Investors have been wary of technology shares since the turn of this century. But more than six years on, it may be time to take another look at this most invigorating (and of course risky) of sectors.

Why? Well, according to the experts at PricewaterhouseCoopers a new technology boom is looming that will be centred on the much-heralded ‘digital convergence’.

Digital convergence brings together computer, telephony, recording and broadcast technologies to produce new kinds of products and services. There are a number of technology and media businesses quoted in London that should benefit from this, but such companies will need to ensure they have the necessary technical expertise on board.

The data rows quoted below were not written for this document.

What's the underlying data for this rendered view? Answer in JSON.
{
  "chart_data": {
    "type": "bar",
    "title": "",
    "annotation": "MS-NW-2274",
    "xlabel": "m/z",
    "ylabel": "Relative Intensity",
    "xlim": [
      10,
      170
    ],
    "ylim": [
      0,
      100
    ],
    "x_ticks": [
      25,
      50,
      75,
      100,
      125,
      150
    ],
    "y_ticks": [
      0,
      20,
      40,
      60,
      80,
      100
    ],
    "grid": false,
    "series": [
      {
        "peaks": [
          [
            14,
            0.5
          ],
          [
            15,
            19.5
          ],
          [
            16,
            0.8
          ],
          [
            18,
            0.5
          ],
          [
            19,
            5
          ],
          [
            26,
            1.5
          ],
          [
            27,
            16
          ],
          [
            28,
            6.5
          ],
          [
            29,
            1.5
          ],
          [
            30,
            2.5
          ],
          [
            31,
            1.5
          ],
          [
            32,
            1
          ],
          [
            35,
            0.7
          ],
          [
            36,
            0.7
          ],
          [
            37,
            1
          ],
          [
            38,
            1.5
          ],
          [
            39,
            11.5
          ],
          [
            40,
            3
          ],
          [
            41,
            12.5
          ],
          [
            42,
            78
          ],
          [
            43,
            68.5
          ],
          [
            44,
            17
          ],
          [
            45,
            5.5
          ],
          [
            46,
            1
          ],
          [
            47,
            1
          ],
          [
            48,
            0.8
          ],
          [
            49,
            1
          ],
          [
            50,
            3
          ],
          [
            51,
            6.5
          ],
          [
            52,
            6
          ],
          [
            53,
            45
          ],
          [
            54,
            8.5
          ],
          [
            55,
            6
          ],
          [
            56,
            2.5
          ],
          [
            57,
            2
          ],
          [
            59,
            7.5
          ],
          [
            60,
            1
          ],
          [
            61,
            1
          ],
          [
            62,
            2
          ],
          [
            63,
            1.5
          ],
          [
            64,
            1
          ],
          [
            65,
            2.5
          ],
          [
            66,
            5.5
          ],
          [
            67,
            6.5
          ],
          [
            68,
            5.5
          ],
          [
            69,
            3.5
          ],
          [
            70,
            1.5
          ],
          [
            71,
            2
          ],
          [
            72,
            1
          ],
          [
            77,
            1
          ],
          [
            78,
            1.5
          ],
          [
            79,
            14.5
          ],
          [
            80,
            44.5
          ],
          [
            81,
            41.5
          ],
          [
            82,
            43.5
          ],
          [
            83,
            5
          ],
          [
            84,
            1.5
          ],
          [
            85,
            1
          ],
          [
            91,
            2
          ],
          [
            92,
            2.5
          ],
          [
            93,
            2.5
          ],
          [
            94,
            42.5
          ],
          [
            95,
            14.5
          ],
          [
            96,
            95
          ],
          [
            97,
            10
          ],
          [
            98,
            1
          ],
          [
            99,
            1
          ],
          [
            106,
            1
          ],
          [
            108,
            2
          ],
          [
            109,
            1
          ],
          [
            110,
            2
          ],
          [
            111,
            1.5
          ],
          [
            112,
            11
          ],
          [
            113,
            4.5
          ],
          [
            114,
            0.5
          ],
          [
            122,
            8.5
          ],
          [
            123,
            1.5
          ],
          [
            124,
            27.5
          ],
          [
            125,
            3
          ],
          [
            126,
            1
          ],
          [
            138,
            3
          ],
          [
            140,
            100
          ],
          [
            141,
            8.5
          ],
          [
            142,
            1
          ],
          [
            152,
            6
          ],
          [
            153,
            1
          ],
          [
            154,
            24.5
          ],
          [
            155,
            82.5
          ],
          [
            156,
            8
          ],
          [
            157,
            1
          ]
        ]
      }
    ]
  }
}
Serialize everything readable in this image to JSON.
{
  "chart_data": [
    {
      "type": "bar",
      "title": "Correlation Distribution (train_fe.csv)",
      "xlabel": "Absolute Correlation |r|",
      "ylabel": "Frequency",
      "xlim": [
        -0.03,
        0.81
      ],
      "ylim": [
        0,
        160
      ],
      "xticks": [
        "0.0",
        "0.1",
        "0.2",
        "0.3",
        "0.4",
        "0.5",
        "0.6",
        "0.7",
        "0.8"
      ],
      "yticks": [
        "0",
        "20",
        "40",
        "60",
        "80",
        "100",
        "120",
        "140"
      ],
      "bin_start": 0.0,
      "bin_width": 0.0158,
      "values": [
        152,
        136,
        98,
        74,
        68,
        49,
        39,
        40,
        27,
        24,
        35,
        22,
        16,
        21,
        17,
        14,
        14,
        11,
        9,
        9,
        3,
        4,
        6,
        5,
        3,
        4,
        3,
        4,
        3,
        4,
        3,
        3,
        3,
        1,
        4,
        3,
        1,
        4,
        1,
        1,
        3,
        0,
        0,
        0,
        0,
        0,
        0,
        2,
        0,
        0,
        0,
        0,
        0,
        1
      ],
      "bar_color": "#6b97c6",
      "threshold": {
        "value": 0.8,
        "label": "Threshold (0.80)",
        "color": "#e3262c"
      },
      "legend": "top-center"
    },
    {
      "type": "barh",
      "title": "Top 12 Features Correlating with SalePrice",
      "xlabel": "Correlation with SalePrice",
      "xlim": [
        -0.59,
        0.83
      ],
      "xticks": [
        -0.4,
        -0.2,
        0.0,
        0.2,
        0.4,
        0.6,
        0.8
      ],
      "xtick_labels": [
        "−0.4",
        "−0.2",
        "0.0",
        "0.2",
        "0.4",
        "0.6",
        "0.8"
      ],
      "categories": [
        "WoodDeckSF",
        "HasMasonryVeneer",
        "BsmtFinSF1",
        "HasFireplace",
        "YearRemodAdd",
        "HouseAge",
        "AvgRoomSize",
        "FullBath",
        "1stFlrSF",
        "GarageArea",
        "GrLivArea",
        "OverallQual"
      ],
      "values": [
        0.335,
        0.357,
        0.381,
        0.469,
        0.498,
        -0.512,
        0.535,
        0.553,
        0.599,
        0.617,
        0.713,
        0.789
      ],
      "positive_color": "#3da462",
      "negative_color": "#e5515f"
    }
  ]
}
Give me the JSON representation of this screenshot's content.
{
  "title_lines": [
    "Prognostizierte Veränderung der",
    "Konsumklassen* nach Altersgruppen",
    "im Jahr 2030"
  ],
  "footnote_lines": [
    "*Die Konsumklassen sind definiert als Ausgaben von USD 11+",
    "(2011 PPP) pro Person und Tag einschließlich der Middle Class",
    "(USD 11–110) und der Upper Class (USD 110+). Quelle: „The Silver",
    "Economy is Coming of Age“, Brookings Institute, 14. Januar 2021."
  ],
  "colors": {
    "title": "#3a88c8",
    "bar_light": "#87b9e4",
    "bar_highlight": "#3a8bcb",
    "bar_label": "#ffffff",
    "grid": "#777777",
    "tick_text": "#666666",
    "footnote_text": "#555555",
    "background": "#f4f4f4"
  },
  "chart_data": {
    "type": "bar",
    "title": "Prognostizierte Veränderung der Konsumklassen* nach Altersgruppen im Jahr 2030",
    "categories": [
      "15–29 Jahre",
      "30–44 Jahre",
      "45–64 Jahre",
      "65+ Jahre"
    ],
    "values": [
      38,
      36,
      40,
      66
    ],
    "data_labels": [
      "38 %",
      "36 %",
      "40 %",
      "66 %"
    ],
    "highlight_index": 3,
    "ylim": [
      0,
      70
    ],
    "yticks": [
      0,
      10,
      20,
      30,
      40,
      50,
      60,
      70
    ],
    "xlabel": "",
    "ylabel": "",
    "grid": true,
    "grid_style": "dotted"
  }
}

Step forward telecoms and IT support firm Glotel. Glotel focuses on supplying clients with engineers and software developers who have skills that can be used for such work as the design of mobile phones, the implementation of networks and the development of databases and internet technologies.

Although much of the business currently comes from contract staffing, Glotel is shifting towards higher-margin activities, such as recruiting personnel for permanent positions.
The business is structured into three operating divisions covering Europe, the Middle East and Africa (EMEA), the US and Asia Pacific.

Recent results revealed that a core portion of Glotel’s business depends on its UK operation which, having grown revenues by five per cent to £46 million during the financial year ending 31 March, accounts for 34.3 per cent of turnover. Here, the market is very competitive but conditions have been improving with skills shortages beginning to emerge and contractor rates increasing.

Revenues made by the EMEA division from non-UK clients during the year amounted to £12 million (2005: £11 million). Steady progress is being made, with engineers being contracted to telecoms projects in several countries. However, with the operating margin for the EMEA division at 2.4 per cent, there is room for improvement.

The most profitable division is the US, with an operating margin of seven per cent. Last year, US revenues increased 12 per cent to £56 million. The US business has three units: telecoms contract staffing; IT contract staffing; and ‘hybrid solutions’, where an element of project management is undertaken by Glotel in return for a higher gross margin.

In the US, Glotal has been ending contracts where gross margins are not satisfactory, while making investments to grow its presence in the permanent recruitment market.
In Asia Pacific, Glotel enjoyed a 41.4 per cent increase in sales to £19.9 million, although the operating margin for the division was just four per cent. The group is benefiting from increased telecommunications projects in the region.

As far as current trading is concerned, activity levels have remained high as the group focuses on its expansion, particularly in the area of permanent recruitment.

Over the past three years, Glotel has grown its revenues at annual rates of between 12.6 per cent and 31.5 per cent. Meanwhile, its pre-tax profit has increased from just £750,000 in 2004 to £4 million in 2006. And Glotel’s profits are backed by strong cashflow.

According to analysts’ forecasts, this trend is set to continue, with Glotel set to deliver an increase in earnings per share of 35.2 per cent this year to 8.6p. For 2008, EPS is expected to come in at 10.1p. Such a growth rate coupled with a price-to-earnings rating of less than ten times suggests the shares, which also pay a small dividend, are well undervalued. Buy.